The worst thing is to have bare soil because it will stop capturing sunlight, says Ian Robertson.

“When we join soils and plants together, we’re really looking to try and understand some key measures in the soil and what the plants acquire from it.”

The first part of this is knowing what nutrients are in the soil, he says. “There are lots of ways of measuring this and we have to think about how the soil is reacting with plants. So just because there’s lots of nutrition in the soil, this doesn’t mean plants can access it.

“Once you know what nutrition is in the soil, think about what plants actually require,” explains Ian. “And remember there’s something called ‘peak demand’, where a crop requires a lot more of certain nutrients to grow leaf four, five, stems and tillers etc, and to hold the grain and take it through to harvest.”

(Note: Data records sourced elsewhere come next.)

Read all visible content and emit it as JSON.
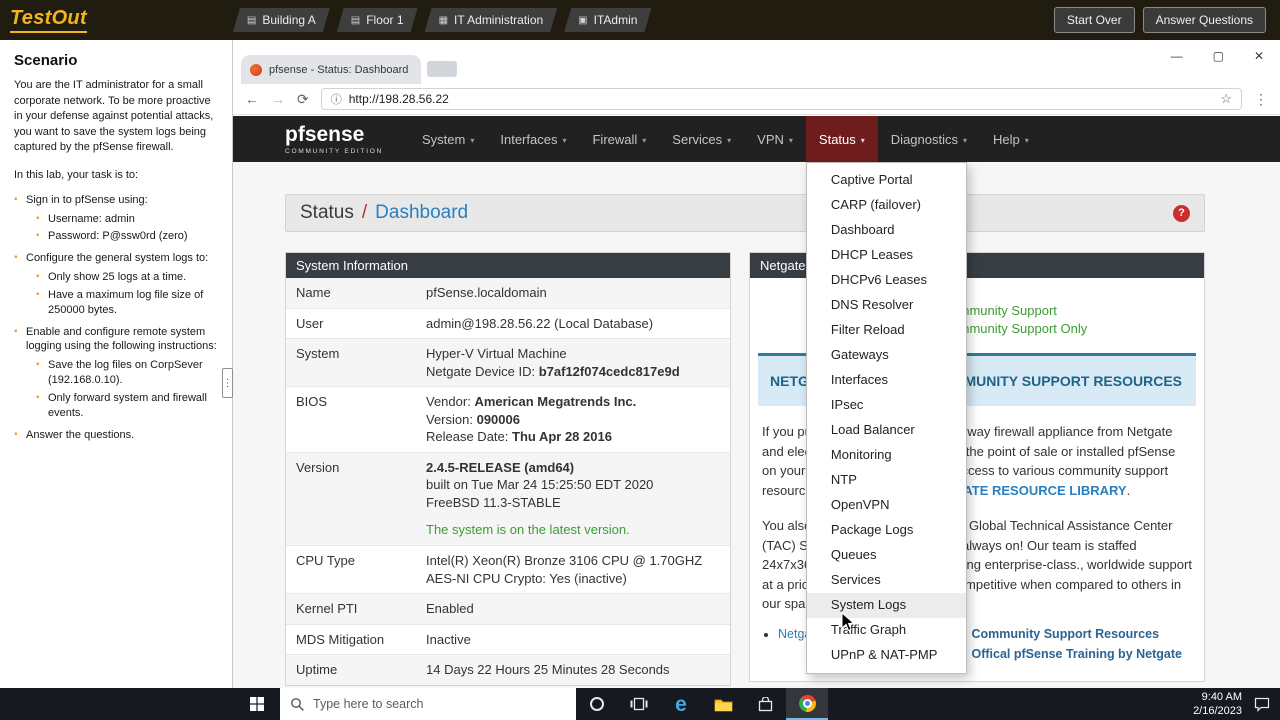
{
  "testout": {
    "logo": "TestOut",
    "breadcrumbs": [
      {
        "label": "Building A",
        "icon": "layers-icon",
        "glyph": "▤"
      },
      {
        "label": "Floor 1",
        "icon": "layers-icon",
        "glyph": "▤"
      },
      {
        "label": "IT Administration",
        "icon": "building-icon",
        "glyph": "▦"
      },
      {
        "label": "ITAdmin",
        "icon": "monitor-icon",
        "glyph": "▣"
      }
    ],
    "buttons": [
      "Start Over",
      "Answer Questions"
    ]
  },
  "scenario": {
    "title": "Scenario",
    "intro": "You are the IT administrator for a small corporate network. To be more proactive in your defense against potential attacks, you want to save the system logs being captured by the pfSense firewall.",
    "task_intro": "In this lab, your task is to:",
    "tasks": [
      {
        "text": "Sign in to pfSense using:",
        "subtasks": [
          "Username: admin",
          "Password: P@ssw0rd (zero)"
        ]
      },
      {
        "text": "Configure the general system logs to:",
        "subtasks": [
          "Only show 25 logs at a time.",
          "Have a maximum log file size of 250000 bytes."
        ]
      },
      {
        "text": "Enable and configure remote system logging using the following instructions:",
        "subtasks": [
          "Save the log files on CorpSever (192.168.0.10).",
          "Only forward system and firewall events."
        ]
      },
      {
        "text": "Answer the questions.",
        "subtasks": []
      }
    ]
  },
  "browser": {
    "tab_title": "pfsense - Status: Dashboard",
    "url": "http://198.28.56.22",
    "minimize": "—",
    "maximize": "▢",
    "close": "✕",
    "back": "←",
    "forward": "→",
    "reload": "⟳",
    "info": "ⓘ",
    "star": "☆",
    "menu": "⋮"
  },
  "pfsense": {
    "logo_main": "pfsense",
    "logo_sub": "COMMUNITY EDITION",
    "nav": [
      "System",
      "Interfaces",
      "Firewall",
      "Services",
      "VPN",
      "Status",
      "Diagnostics",
      "Help"
    ],
    "active_nav": "Status",
    "status_menu": [
      "Captive Portal",
      "CARP (failover)",
      "Dashboard",
      "DHCP Leases",
      "DHCPv6 Leases",
      "DNS Resolver",
      "Filter Reload",
      "Gateways",
      "Interfaces",
      "IPsec",
      "Load Balancer",
      "Monitoring",
      "NTP",
      "OpenVPN",
      "Package Logs",
      "Queues",
      "Services",
      "System Logs",
      "Traffic Graph",
      "UPnP & NAT-PMP"
    ],
    "highlighted_menu_item": "System Logs",
    "breadcrumb": {
      "section": "Status",
      "separator": "/",
      "page": "Dashboard",
      "help": "?"
    },
    "system_info": {
      "title": "System Information",
      "rows": [
        {
          "label": "Name",
          "lines": [
            [
              {
                "t": "pfSense.localdomain"
              }
            ]
          ]
        },
        {
          "label": "User",
          "lines": [
            [
              {
                "t": "admin@198.28.56.22 (Local Database)"
              }
            ]
          ]
        },
        {
          "label": "System",
          "lines": [
            [
              {
                "t": "Hyper-V Virtual Machine"
              }
            ],
            [
              {
                "t": "Netgate Device ID: "
              },
              {
                "t": "b7af12f074cedc817e9d",
                "b": true
              }
            ]
          ]
        },
        {
          "label": "BIOS",
          "lines": [
            [
              {
                "t": "Vendor: "
              },
              {
                "t": "American Megatrends Inc.",
                "b": true
              }
            ],
            [
              {
                "t": "Version: "
              },
              {
                "t": "090006",
                "b": true
              }
            ],
            [
              {
                "t": "Release Date: "
              },
              {
                "t": "Thu Apr 28 2016",
                "b": true
              }
            ]
          ]
        },
        {
          "label": "Version",
          "lines": [
            [
              {
                "t": "2.4.5-RELEASE (amd64)",
                "b": true
              }
            ],
            [
              {
                "t": "built on Tue Mar 24 15:25:50 EDT 2020"
              }
            ],
            [
              {
                "t": "FreeBSD 11.3-STABLE"
              }
            ],
            [
              {
                "t": "The system is on the latest version.",
                "c": "green",
                "mt": true
              }
            ]
          ]
        },
        {
          "label": "CPU Type",
          "lines": [
            [
              {
                "t": "Intel(R) Xeon(R) Bronze 3106 CPU @ 1.70GHZ"
              }
            ],
            [
              {
                "t": "AES-NI CPU Crypto: Yes (inactive)"
              }
            ]
          ]
        },
        {
          "label": "Kernel PTI",
          "lines": [
            [
              {
                "t": "Enabled"
              }
            ]
          ]
        },
        {
          "label": "MDS Mitigation",
          "lines": [
            [
              {
                "t": "Inactive"
              }
            ]
          ]
        },
        {
          "label": "Uptime",
          "lines": [
            [
              {
                "t": "14 Days 22 Hours 25 Minutes 28 Seconds"
              }
            ]
          ]
        }
      ]
    },
    "support": {
      "title": "Netgate Services and Support",
      "contract_lines": [
        "Community Support",
        "Community Support Only"
      ],
      "banner": "NETGATE AND pfSense COMMUNITY SUPPORT RESOURCES",
      "para1_pre": "If you purchased your pfSense gateway firewall appliance from Netgate and elected Community Support at the point of sale or installed pfSense on your own hardware, you have access to various community support resources. This includes the ",
      "para1_link": "NETGATE RESOURCE LIBRARY",
      "para1_post": ".",
      "para2": "You also may upgrade to a Netgate Global Technical Assistance Center (TAC) Support subscription. We're always on! Our team is staffed 24x7x365 and committed to delivering enterprise-class., worldwide support at a price point that is more than competitive when compared to others in our space.",
      "links_left": [
        "Netgate Global Support FAQ"
      ],
      "links_right": [
        "Community Support Resources",
        "Offical pfSense Training by Netgate"
      ]
    }
  },
  "taskbar": {
    "search_placeholder": "Type here to search",
    "time": "9:40 AM",
    "date": "2/16/2023"
  }
}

But plants still must have the capability to access the nutrients in the soil. “AHDB has done a lot of work on root mass architecture and I think plant breeders are looking at this as well. The roots are the hands of the plants: the bigger their hands, the more food they can shovel in. This is what we want plants to do in the early growth stages.

“If they put a big root system down, they can intake nutrition to create the architecture to translate into yield. And don’t underestimate what a good root system can do for your soils.”

The next thing to consider is measurements – so how functional soils are. “We’re all talking about the health of soil but I think we should really be talking about functionality. It’s this that allows the extraction of nutrients by the crop. You can have all the nutrition in the world in your soil but if it’s not extractable, the plants will struggle.”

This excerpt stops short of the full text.